I'm so happy the children are back at school and doing homework again - NOT.  Grady especially, despite his photographic memory - which actually does more harm than good - has the attention span of a gnat. Trying to get him to settle and concentrate on his homework is a chore requiring herculean effort on my part.

The burden starts soon after the kids return home, usually commencing with an innocent question "Grady, do you have any homework?". Typically the first inquiry goes unanswered, prompting me to try again, usually with the same result. I follow this with a full out bellow."GRAY-DEEE !! Do you have any homework tonight?" At this point the boy deigns to reply, "Dunno". By now, I've had enough, I retreat and let the matter slide until after dinner, lulling him into a false sense of security, but before he can leave the dinner table, I pounce. "Grady, check your backpack for homework". An exaggerated sigh followed by "In a minute". and I counter with "NO. DO. IT. NOW" in a tone that allows no argument. 

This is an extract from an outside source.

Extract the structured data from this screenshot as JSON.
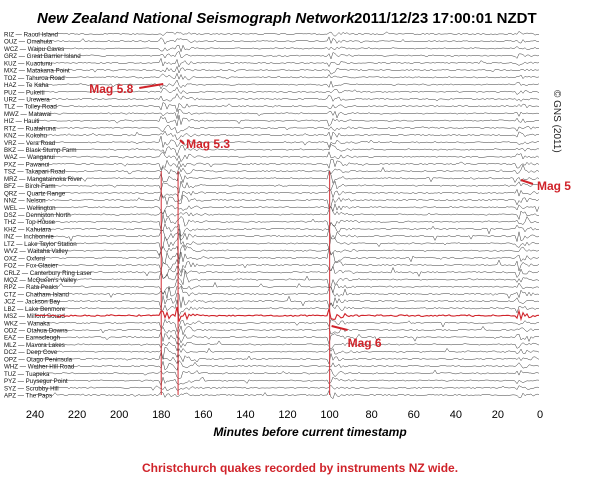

So finally almost two hours after my initial query, I manage to get him to sit down with his maths book. I celebrate by returning to the kitchen and clear up the dishes. Five minutes later I check up on him but the little bastard has escaped. Sidney the snitch informs me he is in his bedroom playing Legos. Time to bring out the big guns "Grady, what the **** are you doing ? Get your arse down here now and do your homework" This is usually followed by a threat of some kind, the severity of which is determined by my rapidly increasing bad mood. After five minutes and still no sign of my son, I am forced to march upstairs and bodily drag him back down to his homework.

It would seem that the delay tactics have only just begun. Grady manages to finish the first question but then tragedy strikes in the guise of a broken pencil. Five minutes to find a sharpener, another five minutes to determine that it won't work, and then ten more minutes to find another pencil, apparently any old pencil just isn't good enough. By now, I am more often than not in full blown curse mode, and my fingers are just itching to strangle him. While he arms himself with a new pencil, I in turn arm myself with a newspaper. No, I am not going to sit down and do the crossword, I am instead going to use it as a weapon. I would prefer to use a taser, but I believe there is a law against that, so instead I roll up the newspaper and smack him upside the head every time his mind wanders. I have tried other implements, but I've found the newspaper works best. It gives a satisfying "thwack" when it makes contact and doesn't leave a mark. I am more than happy to impart these tidbits of parental wisdom, feel free to use them.